3. Get it in their words

  • This may not always be possible. However, telling someone the value of a feature or benefit is not as impactful as having the customer put it into their own words.
  • This is best achieved through continuing to ask good questions. Knowing when you have dug too deep or pried too much is the great talent you will develop over time.  However, you will never develop that talent if you don’t try.

Calling on a customer many years ago, he informed me that my competitor had called on him recently.  As my experience taught me, this could be just a gentle or playful jab from my customer or it could be a hidden message that he wanted to buy from my competition.  So, I dug in with, “Oh, how’d that go?”

“They’re cheaper than you, you know?”  my customer continued to jab.

I replied with my standard reply, “Well, I’m glad you agree that they have cheap products.  You could put that on your brochure:  We feed our animals the cheapest #$%^ we can buy!”

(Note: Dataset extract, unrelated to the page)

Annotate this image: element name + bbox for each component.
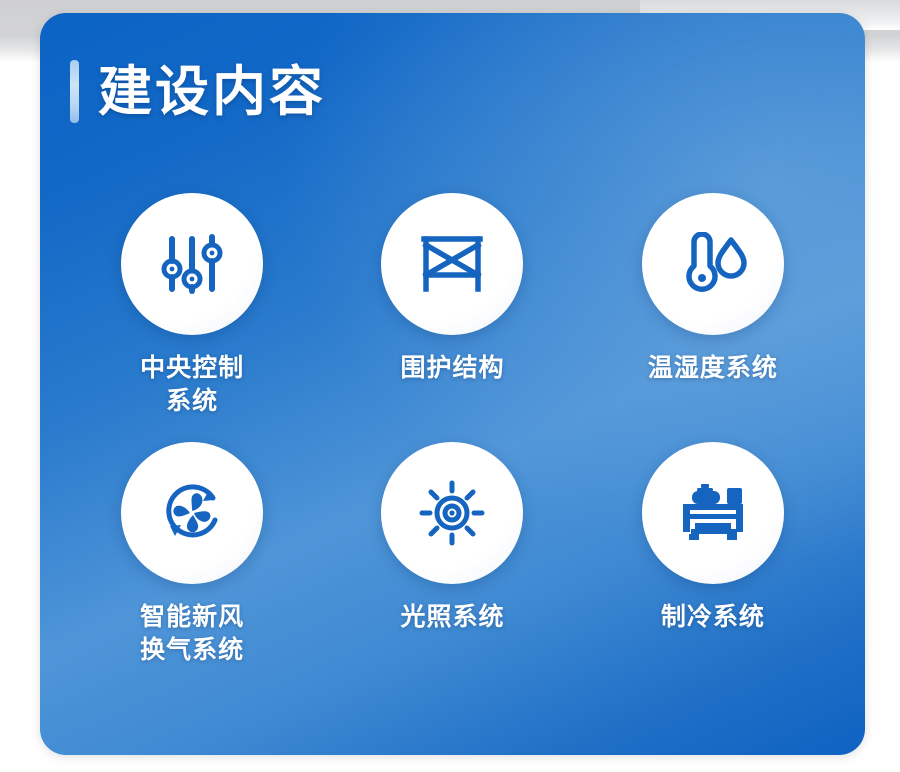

From there, we discussed the actual outcome of the competitor calling on my customer.  They were cheaper, but only by 50 cents on a $250 product.  The salesman had become a little aggressive when my customer refused to switch his business for a 50 cent per ton savings.  We had worked together on his nutrition program for over 10 years and thankfully he valued our relationship more than 50 cents.  This lack of establishing value and the impact of that value promptly got my competitor kicked off the farm by my customer.

Imagine the outcome for my competitor had he asked just one more question that day, “How significant is 50 cents/ton to your operation?”  What would my customer have said?  Would the answer have provided my competitor with a good understanding of how my customer made buying decisions?  Unfortunately, we’ll never know because he jumped on a need to quickly and failed to establish the impact.